MELBOURNE (Reuters) - Shares in global miner and takeover target Rio Tinto Ltd (RIO.AX) jumped 5 percent in a weak market on Wednesday, swept up by rumours ranging from a sweetened cash bid by BHP Billiton (BHP.AX) to a Chinese counter-bid.
Fund managers were skeptical about all the rumours, including speculation that Rio Tinto was going to come to the bargaining table with BHP Billiton sooner rather than later to discuss its current all-share offer, worth about $70 billion.
BHP Billiton and Rio Tinto spokesmen and bid advisers to the two companies declined to comment on the rumours.
Fund managers played down the likelihood BHP Billiton would launch a cash bid or sweeten its offer with cash so soon.
“As far as putting any credence in it, I would think not. That would be a very bold move given it has yet to receive European Union approval for it,” said Tim Schroeders, a portfolio manager at Pengana Capital.
The European Commission last month extended its review of the deal, setting a Jan. 15. deadline for its final ruling.
“It hardly seems likely now they’re going to say we didn’t need an extra three months,” said Schroeders.
Other fund managers who declined to be named said there was no reason for Rio Tinto to start negotiating with BHP when BHP had yet to secure EU clearance for the deal, still seen as a major hurdle due to vocal opposition from European steel makers.
Another rumour was that Chinalco would make a counter-bid, though Chinalco is state-owned with no listed shares of its own to offer.
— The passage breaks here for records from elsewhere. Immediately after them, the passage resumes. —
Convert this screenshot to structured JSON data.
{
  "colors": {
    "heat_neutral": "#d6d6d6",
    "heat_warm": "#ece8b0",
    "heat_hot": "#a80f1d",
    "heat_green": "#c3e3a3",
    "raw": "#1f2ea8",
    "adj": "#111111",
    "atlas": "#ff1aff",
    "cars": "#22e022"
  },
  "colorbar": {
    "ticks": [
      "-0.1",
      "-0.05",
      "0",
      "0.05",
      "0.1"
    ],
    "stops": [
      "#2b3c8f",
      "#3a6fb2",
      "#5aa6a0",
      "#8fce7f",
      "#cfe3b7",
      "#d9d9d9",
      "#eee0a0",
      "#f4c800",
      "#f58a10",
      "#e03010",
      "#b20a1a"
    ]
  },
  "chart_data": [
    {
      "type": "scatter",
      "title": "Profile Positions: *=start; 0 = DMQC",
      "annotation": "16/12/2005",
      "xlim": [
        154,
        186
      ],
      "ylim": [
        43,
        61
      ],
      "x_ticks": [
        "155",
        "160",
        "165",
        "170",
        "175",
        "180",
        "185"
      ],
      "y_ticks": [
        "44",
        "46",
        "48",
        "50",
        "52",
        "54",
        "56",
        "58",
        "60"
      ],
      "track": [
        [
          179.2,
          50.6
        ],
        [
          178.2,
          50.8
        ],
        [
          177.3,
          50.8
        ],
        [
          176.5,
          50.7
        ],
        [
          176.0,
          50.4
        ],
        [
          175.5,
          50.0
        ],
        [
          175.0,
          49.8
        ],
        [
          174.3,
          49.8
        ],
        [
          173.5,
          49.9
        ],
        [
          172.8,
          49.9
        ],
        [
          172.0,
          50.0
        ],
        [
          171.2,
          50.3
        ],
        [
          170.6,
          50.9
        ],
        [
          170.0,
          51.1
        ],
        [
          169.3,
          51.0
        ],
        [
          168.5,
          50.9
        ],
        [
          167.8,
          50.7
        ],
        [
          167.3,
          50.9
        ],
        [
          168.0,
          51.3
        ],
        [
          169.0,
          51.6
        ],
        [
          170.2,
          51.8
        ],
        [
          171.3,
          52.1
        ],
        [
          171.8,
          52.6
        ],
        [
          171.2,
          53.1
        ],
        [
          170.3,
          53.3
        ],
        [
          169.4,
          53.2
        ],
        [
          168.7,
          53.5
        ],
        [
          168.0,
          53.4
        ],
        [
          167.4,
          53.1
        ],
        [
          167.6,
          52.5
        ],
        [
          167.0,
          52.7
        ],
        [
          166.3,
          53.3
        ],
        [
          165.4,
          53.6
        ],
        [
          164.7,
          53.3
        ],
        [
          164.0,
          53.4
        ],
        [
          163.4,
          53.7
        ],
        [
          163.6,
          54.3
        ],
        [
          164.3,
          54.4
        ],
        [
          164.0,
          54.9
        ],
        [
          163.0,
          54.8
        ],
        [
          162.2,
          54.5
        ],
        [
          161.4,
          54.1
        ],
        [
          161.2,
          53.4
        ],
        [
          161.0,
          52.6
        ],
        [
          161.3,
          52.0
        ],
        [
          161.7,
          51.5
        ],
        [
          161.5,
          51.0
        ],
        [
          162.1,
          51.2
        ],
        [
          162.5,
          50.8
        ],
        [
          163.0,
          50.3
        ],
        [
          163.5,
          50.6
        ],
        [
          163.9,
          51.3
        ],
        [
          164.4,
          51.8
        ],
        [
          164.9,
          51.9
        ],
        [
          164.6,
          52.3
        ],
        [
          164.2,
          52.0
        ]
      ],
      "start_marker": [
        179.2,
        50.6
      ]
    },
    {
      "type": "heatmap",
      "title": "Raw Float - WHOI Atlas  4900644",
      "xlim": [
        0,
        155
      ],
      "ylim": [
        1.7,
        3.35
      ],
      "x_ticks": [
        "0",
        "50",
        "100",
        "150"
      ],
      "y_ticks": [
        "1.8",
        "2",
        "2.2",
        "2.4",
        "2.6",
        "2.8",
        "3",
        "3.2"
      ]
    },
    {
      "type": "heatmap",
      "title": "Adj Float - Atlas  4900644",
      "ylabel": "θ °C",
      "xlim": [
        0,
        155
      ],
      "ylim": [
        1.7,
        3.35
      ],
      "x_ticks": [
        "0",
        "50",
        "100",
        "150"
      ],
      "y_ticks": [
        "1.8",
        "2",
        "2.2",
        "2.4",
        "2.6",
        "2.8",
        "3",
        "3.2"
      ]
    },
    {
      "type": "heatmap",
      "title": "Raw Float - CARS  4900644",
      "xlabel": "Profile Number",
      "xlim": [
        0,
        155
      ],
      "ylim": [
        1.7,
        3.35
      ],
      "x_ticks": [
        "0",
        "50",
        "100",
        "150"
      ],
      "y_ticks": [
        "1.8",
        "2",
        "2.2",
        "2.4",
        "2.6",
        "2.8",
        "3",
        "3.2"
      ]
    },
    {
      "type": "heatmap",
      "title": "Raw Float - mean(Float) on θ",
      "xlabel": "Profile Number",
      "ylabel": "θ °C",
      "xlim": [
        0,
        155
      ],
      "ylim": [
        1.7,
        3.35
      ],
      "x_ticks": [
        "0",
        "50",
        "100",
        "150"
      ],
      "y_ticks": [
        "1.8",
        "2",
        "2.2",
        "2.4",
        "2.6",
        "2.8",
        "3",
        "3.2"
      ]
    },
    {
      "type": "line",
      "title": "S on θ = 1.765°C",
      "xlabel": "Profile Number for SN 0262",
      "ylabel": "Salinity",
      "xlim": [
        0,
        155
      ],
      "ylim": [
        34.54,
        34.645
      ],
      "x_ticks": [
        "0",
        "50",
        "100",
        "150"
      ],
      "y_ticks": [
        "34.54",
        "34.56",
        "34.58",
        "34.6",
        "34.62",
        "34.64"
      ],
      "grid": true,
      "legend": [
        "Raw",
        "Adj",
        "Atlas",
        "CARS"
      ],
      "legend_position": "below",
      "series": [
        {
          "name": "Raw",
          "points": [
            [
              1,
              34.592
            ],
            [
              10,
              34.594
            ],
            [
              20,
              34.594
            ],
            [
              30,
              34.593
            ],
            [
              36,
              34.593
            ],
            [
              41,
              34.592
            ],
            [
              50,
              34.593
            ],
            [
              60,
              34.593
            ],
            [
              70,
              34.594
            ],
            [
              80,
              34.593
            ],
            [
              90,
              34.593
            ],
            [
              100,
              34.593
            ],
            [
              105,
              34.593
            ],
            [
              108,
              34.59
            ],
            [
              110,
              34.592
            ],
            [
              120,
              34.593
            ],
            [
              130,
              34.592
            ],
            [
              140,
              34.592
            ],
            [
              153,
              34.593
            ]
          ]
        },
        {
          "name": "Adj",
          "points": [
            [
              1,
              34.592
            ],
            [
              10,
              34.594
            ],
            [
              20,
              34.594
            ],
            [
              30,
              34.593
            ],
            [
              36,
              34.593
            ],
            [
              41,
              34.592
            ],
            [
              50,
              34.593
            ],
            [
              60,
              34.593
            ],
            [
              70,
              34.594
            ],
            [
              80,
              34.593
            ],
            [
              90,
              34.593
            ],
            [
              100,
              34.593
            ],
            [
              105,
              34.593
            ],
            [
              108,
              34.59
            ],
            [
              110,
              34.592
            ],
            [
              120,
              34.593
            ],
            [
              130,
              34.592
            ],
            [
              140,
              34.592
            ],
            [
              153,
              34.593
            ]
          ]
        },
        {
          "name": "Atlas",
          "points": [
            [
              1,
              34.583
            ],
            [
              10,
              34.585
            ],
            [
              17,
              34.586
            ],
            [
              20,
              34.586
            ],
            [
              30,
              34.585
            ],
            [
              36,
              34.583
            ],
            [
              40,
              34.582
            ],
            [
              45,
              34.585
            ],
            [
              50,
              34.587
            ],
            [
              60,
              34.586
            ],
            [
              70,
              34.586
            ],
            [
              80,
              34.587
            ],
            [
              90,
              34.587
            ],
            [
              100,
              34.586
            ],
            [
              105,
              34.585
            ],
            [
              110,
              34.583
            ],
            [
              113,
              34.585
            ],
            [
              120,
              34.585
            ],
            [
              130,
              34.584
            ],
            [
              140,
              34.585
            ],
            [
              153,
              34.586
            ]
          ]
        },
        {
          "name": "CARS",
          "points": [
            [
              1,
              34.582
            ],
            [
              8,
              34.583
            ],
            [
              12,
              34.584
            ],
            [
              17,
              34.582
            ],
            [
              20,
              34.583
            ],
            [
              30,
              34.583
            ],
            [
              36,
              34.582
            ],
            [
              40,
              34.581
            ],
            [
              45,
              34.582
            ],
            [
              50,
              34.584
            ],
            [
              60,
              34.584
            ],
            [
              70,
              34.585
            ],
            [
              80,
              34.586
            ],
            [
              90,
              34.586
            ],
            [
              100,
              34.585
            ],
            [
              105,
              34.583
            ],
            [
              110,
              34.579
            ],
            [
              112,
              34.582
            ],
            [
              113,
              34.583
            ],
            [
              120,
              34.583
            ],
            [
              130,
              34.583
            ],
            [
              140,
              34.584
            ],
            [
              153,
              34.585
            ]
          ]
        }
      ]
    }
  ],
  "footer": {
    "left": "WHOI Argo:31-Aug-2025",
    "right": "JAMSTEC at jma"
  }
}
Its listed unit, Aluminium Corp of China (Chalco) (601600.SS)(2600.HK), is struggling with weak aluminium prices.
Those shares have been caught in the collapse of investment bank Lehman Brothers, which holds them in a custodial account. Alcoa and Chinese authorities say they should be able to get the shares back.
Dealers and fund managers said the most likely explanation for Rio Tinto’s share price jump was that a long-only investor had probably switched out of BHP shares into Rio, as Rio Tinto’s discount to the value of the bid had expanded too much.
The discount blew out last week to as much as 28 percent as doubts grew about the bid going ahead, but closed in to 15 percent by the end of trade on Wednesday.
“It looked unsustainable,” Ken West, a partner at Perennial Growth, said of the wide discount.
Rio Tinto shares ended in Australia at A$78.40, up 5.4 percent, while BHP Billiton tumbled 7 percent to A$27.25.